Caleb Garth de secouer pensivement la tête, en méditant sur la valeur et la puissance indispensable de ce travail aux mille têtes et aux mille bras, qui nourrissait, habillait, logeait, faisait vivre en un mot tout le corps social. Cette idée s’était dès l’enfance emparée de son imagination. Les échos de la grande usine où l’on construit les navires, les cris d’appel des ouvriers, le ronflement des fourneaux, le tonnerre ou les sifflements des machines étaient à son oreille une musique sublime ; l’abattage et le chargement des bois de construction, la grue manoeuvrée sur le quai, les produits de toute espèce entassés dans les entrepôts, la
précision et la variété des efforts musculaires, partout où il y avait un travail déterminé à accomplir, toutes ces
scènes de sa jeunesse avaient agi sur lui comme une poésie sans l’aide des poètes, lui avaient fait une
philosophie sans l’aide des philosophes, une religion sans l’aide de la théologie.
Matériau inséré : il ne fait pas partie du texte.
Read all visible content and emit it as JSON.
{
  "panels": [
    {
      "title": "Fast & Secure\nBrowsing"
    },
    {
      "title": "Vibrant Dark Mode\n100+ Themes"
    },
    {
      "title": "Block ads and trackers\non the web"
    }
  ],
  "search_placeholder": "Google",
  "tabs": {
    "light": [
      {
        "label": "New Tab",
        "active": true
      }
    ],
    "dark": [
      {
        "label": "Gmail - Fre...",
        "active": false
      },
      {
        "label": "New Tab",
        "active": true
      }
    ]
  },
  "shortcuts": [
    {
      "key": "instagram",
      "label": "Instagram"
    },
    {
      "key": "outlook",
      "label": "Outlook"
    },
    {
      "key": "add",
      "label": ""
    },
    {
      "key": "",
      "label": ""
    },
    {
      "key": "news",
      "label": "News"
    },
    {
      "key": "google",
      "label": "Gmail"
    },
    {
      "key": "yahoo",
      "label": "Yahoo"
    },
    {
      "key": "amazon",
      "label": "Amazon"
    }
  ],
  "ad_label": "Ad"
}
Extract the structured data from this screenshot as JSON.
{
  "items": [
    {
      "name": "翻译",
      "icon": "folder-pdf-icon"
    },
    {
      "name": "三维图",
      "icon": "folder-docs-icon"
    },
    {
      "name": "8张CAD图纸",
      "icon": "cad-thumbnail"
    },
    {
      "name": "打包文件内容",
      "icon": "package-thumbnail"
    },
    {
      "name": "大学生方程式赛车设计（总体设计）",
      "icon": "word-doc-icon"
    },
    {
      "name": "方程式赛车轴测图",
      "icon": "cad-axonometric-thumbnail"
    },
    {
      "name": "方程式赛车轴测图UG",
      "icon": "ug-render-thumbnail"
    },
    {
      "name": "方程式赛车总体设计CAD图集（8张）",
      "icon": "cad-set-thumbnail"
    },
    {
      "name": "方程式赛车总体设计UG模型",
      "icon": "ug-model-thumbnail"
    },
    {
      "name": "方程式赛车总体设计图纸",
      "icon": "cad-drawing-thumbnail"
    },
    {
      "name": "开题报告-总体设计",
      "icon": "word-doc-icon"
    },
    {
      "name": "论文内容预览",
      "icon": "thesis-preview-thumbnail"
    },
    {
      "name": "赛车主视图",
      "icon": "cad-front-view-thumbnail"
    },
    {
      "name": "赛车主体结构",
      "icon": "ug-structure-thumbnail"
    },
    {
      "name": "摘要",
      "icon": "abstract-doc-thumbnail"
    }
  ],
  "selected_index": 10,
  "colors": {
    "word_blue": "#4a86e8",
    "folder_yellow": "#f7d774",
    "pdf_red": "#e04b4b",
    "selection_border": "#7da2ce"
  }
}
Une foule de personnages inscrits dans la vie d’une ville moyenne dans le début de la Révolution Industrielle. On voit arriver les chemins de fer qui vont amputer les prés et les champs. Un hôpital doit se construire dans la suite hygiéniste des épidémies de choléra. Lydgate, le jeune médecin a étudié en France et apporte des idées nouvelles, il dérange les habitudes des praticiens qui vont lui mener la vie dure.

Le thème de la religion, ou plutôt du rôle social des pasteurs occupe une place importante dans ce roman comme dans nombreux ouvrages de George Eliot. Il est fort peu question de foi, de doctrine, plutôt du rôle social du prêtre.  Les actionnaires de l’hôpital doivent se prononcer pourle choix de l’ aumonier de l’hôpital : c’est une décision tout à fait politique. La politique est aussi un des ressorts du livre : l’arrivée de banquiers, d’hommes d’affaires bouscule les pouvoirs aristocratiques des propriétaires terriens.

Middlemarch, la ville du milieu, est une petite cité où le conformisme social règne. La respectabilité est remise en cause par la rumeur. Respectabilité et méfiance pour celui qui vient d’ailleurs, surtout pour celui qui porte un nom étranger. Dorothée, l’anticonformiste, sera seule à se lever pour défendre les victimes  de la  rumeur. C’est d’ailleurs un des points forts du livre.

C’est donc un livre très riche  avec de nombreux personnages complexes qui évoluent au fil de l’histoire. Il faut avoir un peu de temps devant soi, mais il mérite l’effort.